Jaebeom subiu em suas coxas e se posicionou em cima de seu membro, respirando fundo antes de finalmente descer.
Ele era deliciosamente apertado e Youngjae precisou de todo o controle do planeta para não mover os quadris para cima, esperando Jaebeom se acostumar com o tamanho enquanto distribuía beijos doces por sua clavícula, até que ele finalmente começou a se mover, subindo e descendo devagar, enquanto ambos trocavam ósculos desleixados.
Não demorou muito para tudo ficar mais quente e necessitado, os movimentos eram mais erráticos, os palavrões mais sujos, os beijos trocados brigavam por domínio… Porra, era bom demais.
E, todas as vezes que o membro de Youngjae batia naquele pontinho doce de Jaebeom, os gemidos deleitosos agraciaram o ego do professor, que sorria contra a pele do mais novo, chupando-a em seguida, pintando o Lim como se ele fosse sua tela.
O garoto já era lindo, mas ali, ao seu bel prazer, era quase sublime.
— H-hyung… — O gemido estava mais errático, Jaebeom quicava de forma mais lenta, perdendo o fôlego, sendo o recado para inverterem as posições.
Youngjae empurrou o corpo novamente em sua cama, erguendo uma das pernas dele e voltando a penetrá-lo rápido e duro, arrancando mais sons incompreensíveis da garganta de Jaebeom, enquanto o mesmo já havia tombado a cabeça para trás e fechando fortemente os olhos.
A entrada apertou o pau de Youngjae, fazendo seu ápice chegar junto com o orgasmo de Jaebeom.
Seu corpo caiu por cima do outro, ambos respiravam ainda de forma afoita e com seus gozos pela derme, mas não se importavam, estavam satisfeitos demais para se importarem com algo tão banal quanto um pouco de porra em suas peles.

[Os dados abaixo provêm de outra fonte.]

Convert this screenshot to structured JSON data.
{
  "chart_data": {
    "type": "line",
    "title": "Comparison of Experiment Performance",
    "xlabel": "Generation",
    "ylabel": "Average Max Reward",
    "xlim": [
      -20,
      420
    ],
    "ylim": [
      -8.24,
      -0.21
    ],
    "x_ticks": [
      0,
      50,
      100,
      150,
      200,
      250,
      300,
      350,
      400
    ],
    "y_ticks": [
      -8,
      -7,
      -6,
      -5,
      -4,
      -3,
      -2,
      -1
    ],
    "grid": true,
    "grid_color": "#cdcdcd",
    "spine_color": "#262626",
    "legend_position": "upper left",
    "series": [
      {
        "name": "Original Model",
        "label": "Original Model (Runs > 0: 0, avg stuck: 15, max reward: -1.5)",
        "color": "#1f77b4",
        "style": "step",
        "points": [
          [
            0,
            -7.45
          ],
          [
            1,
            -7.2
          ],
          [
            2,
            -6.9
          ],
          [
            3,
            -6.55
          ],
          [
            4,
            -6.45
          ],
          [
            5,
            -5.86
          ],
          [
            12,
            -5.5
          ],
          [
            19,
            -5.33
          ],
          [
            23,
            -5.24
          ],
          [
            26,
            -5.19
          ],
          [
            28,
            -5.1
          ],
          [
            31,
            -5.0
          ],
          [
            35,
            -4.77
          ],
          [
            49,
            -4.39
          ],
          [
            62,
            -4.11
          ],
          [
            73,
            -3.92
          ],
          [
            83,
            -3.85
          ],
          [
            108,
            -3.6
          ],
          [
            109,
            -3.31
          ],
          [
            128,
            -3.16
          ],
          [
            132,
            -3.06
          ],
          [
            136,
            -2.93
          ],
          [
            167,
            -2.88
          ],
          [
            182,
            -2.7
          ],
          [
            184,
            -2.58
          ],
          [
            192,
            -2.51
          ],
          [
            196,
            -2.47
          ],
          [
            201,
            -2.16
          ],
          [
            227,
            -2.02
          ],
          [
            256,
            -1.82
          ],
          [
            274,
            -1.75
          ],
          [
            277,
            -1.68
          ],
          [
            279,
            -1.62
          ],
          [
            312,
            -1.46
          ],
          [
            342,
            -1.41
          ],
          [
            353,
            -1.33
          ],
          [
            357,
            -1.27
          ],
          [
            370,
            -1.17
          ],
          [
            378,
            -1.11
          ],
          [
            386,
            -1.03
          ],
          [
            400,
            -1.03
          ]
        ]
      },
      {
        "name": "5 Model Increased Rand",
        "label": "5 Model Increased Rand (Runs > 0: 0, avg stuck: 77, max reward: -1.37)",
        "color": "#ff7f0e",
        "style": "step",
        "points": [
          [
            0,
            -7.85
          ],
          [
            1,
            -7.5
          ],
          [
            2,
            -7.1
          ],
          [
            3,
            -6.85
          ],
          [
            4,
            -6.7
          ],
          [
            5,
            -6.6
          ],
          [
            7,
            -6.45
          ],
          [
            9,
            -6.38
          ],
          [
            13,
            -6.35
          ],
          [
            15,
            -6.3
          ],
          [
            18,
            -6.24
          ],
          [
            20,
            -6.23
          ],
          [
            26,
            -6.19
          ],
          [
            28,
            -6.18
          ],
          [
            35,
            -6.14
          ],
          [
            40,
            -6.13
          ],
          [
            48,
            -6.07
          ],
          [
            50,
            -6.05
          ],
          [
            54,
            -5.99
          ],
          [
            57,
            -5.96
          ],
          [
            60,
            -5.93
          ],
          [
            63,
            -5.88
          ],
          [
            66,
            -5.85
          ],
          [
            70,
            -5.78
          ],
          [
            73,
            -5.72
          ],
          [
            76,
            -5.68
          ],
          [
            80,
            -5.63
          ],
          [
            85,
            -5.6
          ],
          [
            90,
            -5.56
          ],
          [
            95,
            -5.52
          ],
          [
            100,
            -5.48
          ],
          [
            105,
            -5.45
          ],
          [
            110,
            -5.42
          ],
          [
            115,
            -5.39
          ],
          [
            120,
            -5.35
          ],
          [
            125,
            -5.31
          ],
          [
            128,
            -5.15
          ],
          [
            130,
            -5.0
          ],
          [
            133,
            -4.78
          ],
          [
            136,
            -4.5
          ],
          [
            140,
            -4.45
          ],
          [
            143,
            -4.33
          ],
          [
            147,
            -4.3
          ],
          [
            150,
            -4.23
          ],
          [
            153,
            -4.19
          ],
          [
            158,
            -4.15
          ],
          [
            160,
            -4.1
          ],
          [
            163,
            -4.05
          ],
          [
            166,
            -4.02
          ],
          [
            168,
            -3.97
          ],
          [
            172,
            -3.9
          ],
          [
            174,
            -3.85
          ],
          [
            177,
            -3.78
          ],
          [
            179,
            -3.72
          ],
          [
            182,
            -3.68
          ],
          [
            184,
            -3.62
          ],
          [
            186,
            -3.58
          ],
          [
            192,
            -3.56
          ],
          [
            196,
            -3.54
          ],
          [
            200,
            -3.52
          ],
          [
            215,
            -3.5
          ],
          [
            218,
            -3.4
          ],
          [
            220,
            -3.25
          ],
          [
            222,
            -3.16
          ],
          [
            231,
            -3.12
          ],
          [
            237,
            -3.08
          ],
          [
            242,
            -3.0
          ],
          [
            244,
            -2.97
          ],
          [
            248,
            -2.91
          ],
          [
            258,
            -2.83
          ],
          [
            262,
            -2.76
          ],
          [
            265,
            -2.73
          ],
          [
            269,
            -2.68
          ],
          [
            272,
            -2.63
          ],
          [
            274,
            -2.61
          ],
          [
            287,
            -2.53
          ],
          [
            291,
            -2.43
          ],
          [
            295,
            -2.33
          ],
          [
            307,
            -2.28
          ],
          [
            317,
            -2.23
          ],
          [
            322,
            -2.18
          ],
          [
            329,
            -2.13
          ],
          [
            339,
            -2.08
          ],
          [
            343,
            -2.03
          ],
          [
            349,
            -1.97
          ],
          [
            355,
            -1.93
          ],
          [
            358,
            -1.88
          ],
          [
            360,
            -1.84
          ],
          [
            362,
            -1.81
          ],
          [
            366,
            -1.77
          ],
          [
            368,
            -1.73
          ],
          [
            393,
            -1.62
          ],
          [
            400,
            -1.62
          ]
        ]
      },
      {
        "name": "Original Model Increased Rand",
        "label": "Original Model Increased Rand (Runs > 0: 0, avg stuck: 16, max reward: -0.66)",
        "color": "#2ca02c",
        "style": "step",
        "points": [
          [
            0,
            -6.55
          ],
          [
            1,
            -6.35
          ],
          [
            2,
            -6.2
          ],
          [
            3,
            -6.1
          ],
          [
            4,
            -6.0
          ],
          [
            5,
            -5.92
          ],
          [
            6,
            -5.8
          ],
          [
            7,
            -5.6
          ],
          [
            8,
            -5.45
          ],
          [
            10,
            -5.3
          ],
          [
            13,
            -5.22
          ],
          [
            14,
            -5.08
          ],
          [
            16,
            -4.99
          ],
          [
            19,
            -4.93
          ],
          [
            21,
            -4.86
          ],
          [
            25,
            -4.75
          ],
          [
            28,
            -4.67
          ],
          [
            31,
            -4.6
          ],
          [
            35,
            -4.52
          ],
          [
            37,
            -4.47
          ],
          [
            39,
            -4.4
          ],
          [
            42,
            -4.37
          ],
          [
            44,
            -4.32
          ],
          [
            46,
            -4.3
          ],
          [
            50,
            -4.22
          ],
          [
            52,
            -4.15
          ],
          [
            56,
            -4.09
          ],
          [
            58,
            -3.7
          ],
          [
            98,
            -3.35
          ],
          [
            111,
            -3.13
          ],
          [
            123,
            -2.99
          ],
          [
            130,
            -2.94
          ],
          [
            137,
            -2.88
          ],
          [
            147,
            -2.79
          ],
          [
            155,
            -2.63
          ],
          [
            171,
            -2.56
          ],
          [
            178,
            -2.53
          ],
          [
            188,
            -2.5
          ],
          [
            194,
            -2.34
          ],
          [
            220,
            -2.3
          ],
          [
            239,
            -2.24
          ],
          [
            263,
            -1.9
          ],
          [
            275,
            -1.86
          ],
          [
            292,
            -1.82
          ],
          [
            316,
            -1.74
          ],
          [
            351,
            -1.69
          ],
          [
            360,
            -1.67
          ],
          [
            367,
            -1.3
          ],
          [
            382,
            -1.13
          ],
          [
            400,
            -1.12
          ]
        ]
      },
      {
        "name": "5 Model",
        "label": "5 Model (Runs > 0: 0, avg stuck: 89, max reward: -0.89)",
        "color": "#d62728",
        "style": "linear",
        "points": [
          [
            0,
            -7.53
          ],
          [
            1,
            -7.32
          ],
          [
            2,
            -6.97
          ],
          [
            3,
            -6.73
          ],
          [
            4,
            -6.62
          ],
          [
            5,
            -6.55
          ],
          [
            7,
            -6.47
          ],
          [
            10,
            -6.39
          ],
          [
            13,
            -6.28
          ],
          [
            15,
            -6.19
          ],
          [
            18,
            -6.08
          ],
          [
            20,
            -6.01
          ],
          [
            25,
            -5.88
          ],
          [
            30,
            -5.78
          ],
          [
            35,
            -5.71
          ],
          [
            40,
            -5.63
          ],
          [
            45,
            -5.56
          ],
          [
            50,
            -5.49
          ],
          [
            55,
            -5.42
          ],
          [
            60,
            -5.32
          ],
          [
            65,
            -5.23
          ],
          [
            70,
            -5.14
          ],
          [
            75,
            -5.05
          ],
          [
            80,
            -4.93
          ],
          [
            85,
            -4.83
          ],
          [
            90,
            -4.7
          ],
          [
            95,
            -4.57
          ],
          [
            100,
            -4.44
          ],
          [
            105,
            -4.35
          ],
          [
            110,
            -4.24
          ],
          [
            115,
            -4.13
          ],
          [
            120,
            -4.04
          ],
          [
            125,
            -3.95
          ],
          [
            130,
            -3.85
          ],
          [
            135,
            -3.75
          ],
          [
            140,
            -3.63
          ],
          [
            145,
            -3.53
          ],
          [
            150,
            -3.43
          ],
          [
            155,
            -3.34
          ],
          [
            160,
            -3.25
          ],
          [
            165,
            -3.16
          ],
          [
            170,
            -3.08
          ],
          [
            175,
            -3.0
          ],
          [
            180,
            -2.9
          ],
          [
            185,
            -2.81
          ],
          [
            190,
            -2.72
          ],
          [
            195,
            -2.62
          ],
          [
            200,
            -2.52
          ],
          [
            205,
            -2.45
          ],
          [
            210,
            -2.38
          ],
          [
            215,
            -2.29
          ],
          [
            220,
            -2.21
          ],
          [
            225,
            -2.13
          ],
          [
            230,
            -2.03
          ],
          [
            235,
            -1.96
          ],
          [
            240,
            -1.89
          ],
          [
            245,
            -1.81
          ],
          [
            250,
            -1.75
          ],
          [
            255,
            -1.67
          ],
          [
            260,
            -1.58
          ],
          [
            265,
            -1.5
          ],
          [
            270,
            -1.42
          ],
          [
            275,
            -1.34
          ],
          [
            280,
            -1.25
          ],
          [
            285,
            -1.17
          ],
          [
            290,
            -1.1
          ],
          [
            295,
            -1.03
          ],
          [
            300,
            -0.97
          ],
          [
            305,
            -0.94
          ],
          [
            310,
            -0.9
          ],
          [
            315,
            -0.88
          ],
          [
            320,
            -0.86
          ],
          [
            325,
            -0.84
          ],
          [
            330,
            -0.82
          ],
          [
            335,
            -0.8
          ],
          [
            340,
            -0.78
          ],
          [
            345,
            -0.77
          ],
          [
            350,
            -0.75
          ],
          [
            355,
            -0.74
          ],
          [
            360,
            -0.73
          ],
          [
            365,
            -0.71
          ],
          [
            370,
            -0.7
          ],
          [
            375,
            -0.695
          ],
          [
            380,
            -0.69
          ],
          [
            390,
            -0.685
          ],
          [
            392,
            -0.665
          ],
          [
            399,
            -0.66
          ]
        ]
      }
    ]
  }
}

Youngjae tentou se afastar depois de alguns minutos, mas os dedos brincando com seus fios bagunçados foi motivo suficiente para o deixar inativo, gostando demais do carinho que recebia do outro.
— Então você só queria que eu tirasse um dez na sua prova para me foder, Youngjae? — Jaebeom perguntou e mesmo com os olhos fechados, o Choi sabia que ele estava sorrindo, fazendo-o sorrir junto.
— Era só engraçado te ver frustrado, Beommie… Bem, uma hora não era mais. Teve dias que queria te puxar pela mochila e te foder contra minha mesa.
— Devia ter feito isso… — Jaebeom respondeu e outra vez, Youngjae sabia que o mais novo fazia um biquinho nos lábios, ele sempre fazia isso quando estava irritado.
— Quando as aulas voltarem, pode deixar que realizo esse nosso fetiche.
— Quem disse que eu vou querer, ein?
E, nessa hora, Youngjae sorriu maldoso, levantando a cabeça para encarar o mais novo, soltando um riso lascivo enquanto mordia os lábios.
— Não se faça de difícil, Jaebeom-ah… Eu sei que nenhum pau vai te satisfazer quanto o meu.
Sem ter uma resposta na ponta da língua, Jaebeom ficou em silêncio, perdido demais nos pensamentos de aquilo se repetir e porra, ele queria demais. Youngjae não estava errado.
E o Choi não precisava de uma resposta para aquilo, então só beijou o garoto mais uma vez, outra, e mais outra, até que voltassem para aquela dança pecaminosa entre seus corpos, cientes demais que aquilo iria virar uma rotina.